Cashew growers face uncertain future 13-03-2013

Though Viet Nam maintained its position as the world's top cashew nut exporter after attaining exports of US$1.45 billion last year, analysts are not confident about the cashew industry's sustainable development because of its lack of competitiveness and decrease in yield.

The cashew sector must be revamped, and the technique of growing cashew trees from nuts must be jettisoned, they warned, saying saplings should be used instead.

Last year Viet Nam harvested nearly 290,000 tonnes of cashew from over 330,000 hectares, meaning a yield of 0.91 tonnes per hectare. It had been 1.07 tonnes in 2007. As the cashew industry has to import up to 50 per cent of raw materials for processing and export of cashew products, the analysts said Viet Nam could turn into a cashew-processing country. The area under cashew cultivation has been reduced since 2009 while the yields have been inconsistent.
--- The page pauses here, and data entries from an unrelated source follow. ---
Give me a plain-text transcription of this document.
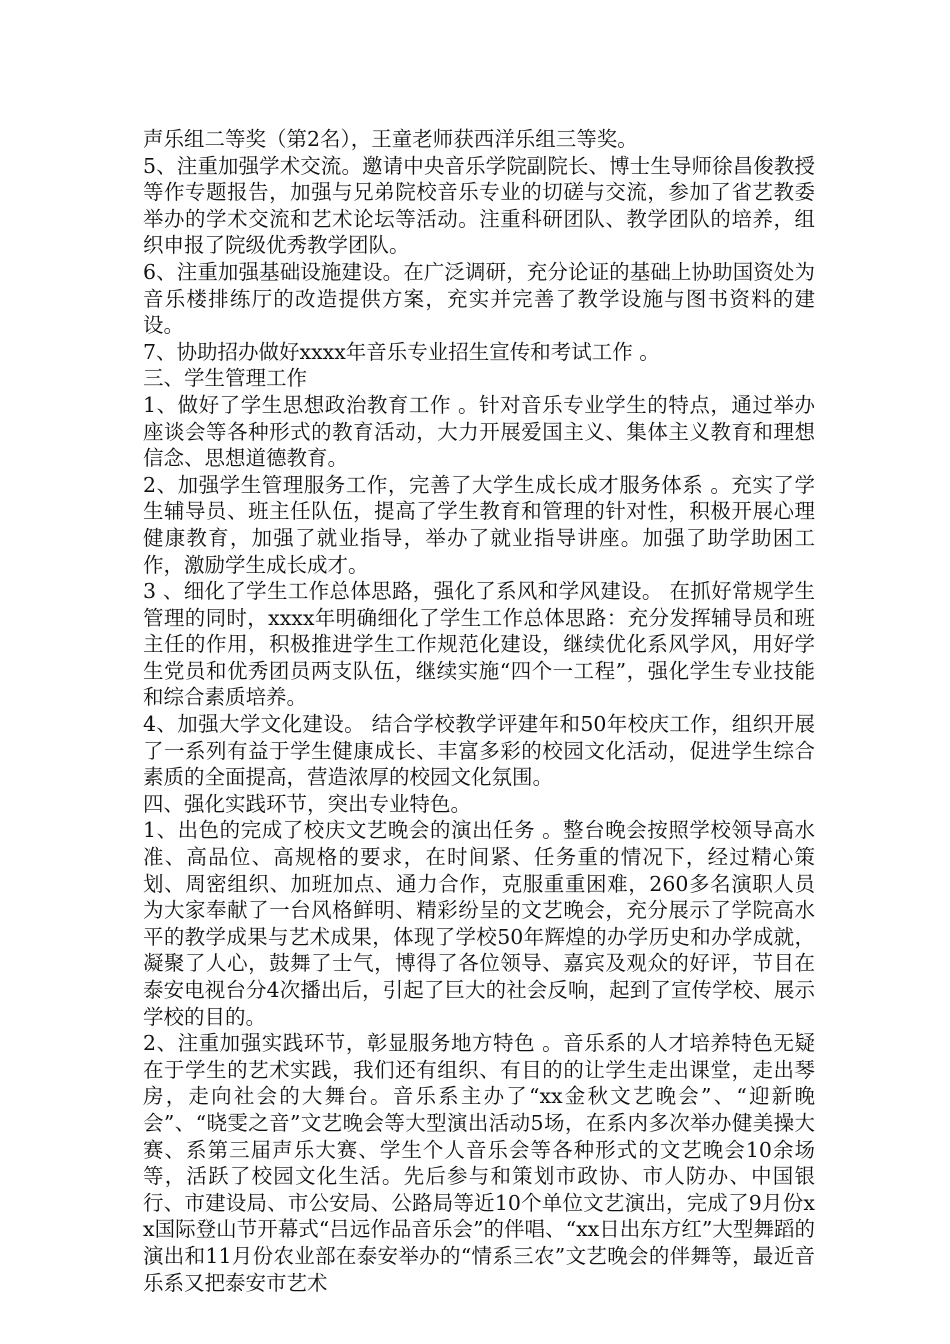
声乐组二等奖（第2名），王童老师获西洋乐组三等奖。

5、注重加强学术交流。邀请中央音乐学院副院长、博士生导师徐昌俊教授等作专题报告，加强与兄弟院校音乐专业的切磋与交流，参加了省艺教委举办的学术交流和艺术论坛等活动。注重科研团队、教学团队的培养，组织申报了院级优秀教学团队。

6、注重加强基础设施建设。在广泛调研，充分论证的基础上协助国资处为音乐楼排练厅的改造提供方案，充实并完善了教学设施与图书资料的建设。

7、协助招办做好xxxx年音乐专业招生宣传和考试工作 。

三、学生管理工作

1、做好了学生思想政治教育工作 。针对音乐专业学生的特点，通过举办座谈会等各种形式的教育活动，大力开展爱国主义、集体主义教育和理想信念、思想道德教育。

2、加强学生管理服务工作，完善了大学生成长成才服务体系 。充实了学生辅导员、班主任队伍，提高了学生教育和管理的针对性，积极开展心理健康教育，加强了就业指导，举办了就业指导讲座。加强了助学助困工作，激励学生成长成才。

3 、细化了学生工作总体思路，强化了系风和学风建设。 在抓好常规学生管理的同时，xxxx年明确细化了学生工作总体思路：充分发挥辅导员和班主任的作用，积极推进学生工作规范化建设，继续优化系风学风，用好学生党员和优秀团员两支队伍，继续实施“四个一工程”，强化学生专业技能和综合素质培养。

4、加强大学文化建设。 结合学校教学评建年和50年校庆工作，组织开展了一系列有益于学生健康成长、丰富多彩的校园文化活动，促进学生综合素质的全面提高，营造浓厚的校园文化氛围。

四、强化实践环节，突出专业特色。

1、出色的完成了校庆文艺晚会的演出任务 。整台晚会按照学校领导高水准、高品位、高规格的要求，在时间紧、任务重的情况下，经过精心策划、周密组织、加班加点、通力合作，克服重重困难，260多名演职人员为大家奉献了一台风格鲜明、精彩纷呈的文艺晚会，充分展示了学院高水平的教学成果与艺术成果，体现了学校50年辉煌的办学历史和办学成就，凝聚了人心，鼓舞了士气，博得了各位领导、嘉宾及观众的好评，节目在泰安电视台分4次播出后，引起了巨大的社会反响，起到了宣传学校、展示学校的目的。

2、注重加强实践环节，彰显服务地方特色 。音乐系的人才培养特色无疑在于学生的艺术实践，我们还有组织、有目的的让学生走出课堂，走出琴房，走向社会的大舞台。音乐系主办了“xx金秋文艺晚会”、“迎新晚会”、“晓雯之音”文艺晚会等大型演出活动5场，在系内多次举办健美操大赛、系第三届声乐大赛、学生个人音乐会等各种形式的文艺晚会10余场等，活跃了校园文化生活。先后参与和策划市政协、市人防办、中国银行、市建设局、市公安局、公路局等近10个单位文艺演出，完成了9月份xx国际登山节开幕式“吕远作品音乐会”的伴唱、“xx日出东方红”大型舞蹈的演出和11月份农业部在泰安举办的“情系三农”文艺晚会的伴舞等，最近音乐系又把泰安市艺术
The area under high-yielding varieties is only 40 per cent of the total area under cashew. In the remaining areas, the yield is only between 0.7 and 0.9 tonnes per hectare, worth about VND24 million, or just over $1,000. As a result many cashew farmers have switched to crops that bring them a higher income. How to reduce the import of raw cashew for processing is now among the challenges facing the country. 

Recently the Ministry of Agriculture and Rural Development zoned 150,000ha for high-yield cashew in Binh Phuoc Province and another 50,000ha in Dong Nai Province, the two provinces with the highest cashew yields in the country. Experts said farmers would not switch to other crops if the yield in these areas reaches two or three tonnes per hectare. The Ministry also has plans to zone 200,000ha for intensive cashew cultivation with an average yield of three tonnes per hectare. The plan, if realised, could make the master plan for the development of the cashew sector more feasible. Dr Bui Chi Buu, head of the Southern Institute for Agricultural Technology, said to achieve sustainable development, the cashew industry must be revamped with more investment in technology and better training for human resources. Buu said planting cashew nuts must be stopped and farmers should use saplings instead. The quality is poor if nuts are used, he explained. 

According to the Viet Nam Cashew Association, measures to ensure sustainable development of the cashew sector must include financial support for cashew farmers, improvement and diversification of cashew products, improvement in technologies, and building of brand names for cashew products. In 2013 more trade barriers would be imposed by importers of farm produce including cashew, the association warned. Many cashew firms will then remain mired in financial difficulties and be forced to cut back on production or even shut down.